Pour y voir plus clair, il faut distinguer les deux galaxies du dossier. La première gravite autour de l'hôtel du Carlton. Elle réunit le directeur, Francis Henrion, le propriétaire, Hervé Franchois, et René Kojfer. Ce dernier avait pour mission d'apporter des clients à l'établissement. L'un de ses moyens : demander à son ami Dominique Alderweireld, tenancier de bordels en Belgique, de lui «fournir des filles», afin de motiver des hommes à réserver une chambre grâce à cette «prestation supplémentaire». Les témoignages attestant de ce procédé, ainsi que le fait que René Kojfer avait pour habitude de se «rémunérer en nature» en réclamant des passes gratuites, ont semble-t-il motivé sa condamnation. Le tribunal a en revanche estimé qu'il n'existait pas de charges caractérisées à l'encontre de Francis Henrion et Hervé Franchois. Il a également invoqué la «prescription» (ancienneté trop grande aux yeux de la justice) de certains faits retenus par l'instruction. Soulignant, à plusieurs reprises, que les juges d'instruction n'avaient pas choisi de poursuivre ces hommes pour «proxénétisme hôtelier» (fait d'abriter des actes de prostitution). Sous-entendant que, s'ils l'avaient été, le tribunal aurait peut-être vu les choses d'une autre manière. Quant au fameux Dodo et à sa compagne Béatrice Legrain, ils bénéficient, eux aussi, de la «prescription» et de «l'absence de preuves» d'un éventuel rôle «d'intermédiaire». L'autre galaxie du dossier est celle où apparaît Dominique Strauss-Kahn. Le lien se fait par l'intermédiaire de David Roquet, directeur d'une filiale du Pas-de-Calais du groupe de BTP Eiffage.

«Comportement de client»

Avec son ami Fabrice Paszkowski, proche de DSK, ils organisent à Paris, à Washington et en Belgique, des «soirées» destinées à satisfaire l'appétit libertin de celui qui est alors directeur du FMI. Les prostituées, rémunérées, sont choisies dans les carnets d'adresses de Dominique Alderweireld. Le financement des passes, transports et restaurants vient de notes de frais et factures faites aux sociétés de Roquet et Paszkowski. D'où leurs condamnations respectives à six mois de prison avec sursis pour escroquerie et quatre mois avec sursis pour abus de biens sociaux. Pour le reste, le proxénétisme, le tribunal a considéré que Roquet, Paszkowski et Strauss-Kahn n'avaient tous trois qu'«un rôle de client» puisqu'ils «participaient» aux relations sexuelles et «n'ont jamais perçu de commission». Le président est revenu sur l'argumentaire de DSK : ce dernier «prétend qu'il ignorait la présence de prostituées et leur rémunération». Mais «même s'il avait été au courant, il n'a fait que bénéficier d'une prestation sexuelle de groupe […]. Il a donc eu, comme les autres membres du groupe, un comportement de client».

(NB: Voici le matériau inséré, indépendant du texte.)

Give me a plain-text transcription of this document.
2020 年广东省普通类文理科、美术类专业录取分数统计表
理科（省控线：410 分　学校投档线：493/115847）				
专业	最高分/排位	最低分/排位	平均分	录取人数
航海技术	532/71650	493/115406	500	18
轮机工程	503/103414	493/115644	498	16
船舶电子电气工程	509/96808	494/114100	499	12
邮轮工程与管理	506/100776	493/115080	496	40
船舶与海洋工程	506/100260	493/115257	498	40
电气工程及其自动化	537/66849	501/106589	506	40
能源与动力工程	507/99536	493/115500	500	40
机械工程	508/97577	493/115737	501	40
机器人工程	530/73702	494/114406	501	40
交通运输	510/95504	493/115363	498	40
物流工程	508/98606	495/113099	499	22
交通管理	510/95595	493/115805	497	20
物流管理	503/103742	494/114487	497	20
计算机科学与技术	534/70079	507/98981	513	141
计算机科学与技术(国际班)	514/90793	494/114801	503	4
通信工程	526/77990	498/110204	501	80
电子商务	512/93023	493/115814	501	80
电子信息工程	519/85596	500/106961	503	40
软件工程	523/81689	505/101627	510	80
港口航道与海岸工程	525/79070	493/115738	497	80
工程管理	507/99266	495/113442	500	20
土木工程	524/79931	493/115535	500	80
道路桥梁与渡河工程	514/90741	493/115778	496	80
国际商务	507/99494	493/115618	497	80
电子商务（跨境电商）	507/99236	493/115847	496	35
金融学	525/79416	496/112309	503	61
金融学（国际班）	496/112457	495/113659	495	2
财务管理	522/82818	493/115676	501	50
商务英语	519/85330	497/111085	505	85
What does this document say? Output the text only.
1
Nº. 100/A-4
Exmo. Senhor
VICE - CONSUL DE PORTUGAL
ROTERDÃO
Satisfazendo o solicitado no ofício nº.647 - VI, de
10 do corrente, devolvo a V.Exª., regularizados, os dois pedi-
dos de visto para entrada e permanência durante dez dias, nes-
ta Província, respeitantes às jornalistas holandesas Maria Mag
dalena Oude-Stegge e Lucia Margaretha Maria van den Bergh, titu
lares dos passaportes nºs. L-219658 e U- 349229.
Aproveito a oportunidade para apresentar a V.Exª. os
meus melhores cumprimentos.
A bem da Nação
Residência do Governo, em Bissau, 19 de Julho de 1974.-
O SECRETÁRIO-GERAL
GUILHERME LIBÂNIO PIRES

Le tribunal a par ailleurs ajouté que d'éventuels faits commis à Washington «ne pouvaient être poursuivis» puisqu'il n'était compétent que pour les infractions «sur le territoire français».

Les quatre prostituées parties civiles au procès n'étaient pas présentes au tribunal. Aux journalistes qui lui demandaient de se faire le porte-parole de leur éventuelle «déception», leur avocat Gilles Maton a tenu à rappeler qu'elles n'avaient rien demandé. «Elles n'ont pas porté plainte. Au procès, poursuit-il, leur parole a été écoutée. Elles savent ce qu'elles ont vécu, la souffrance de la prostitution. Maintenant, beaucoup de gens en France le savent aussi.»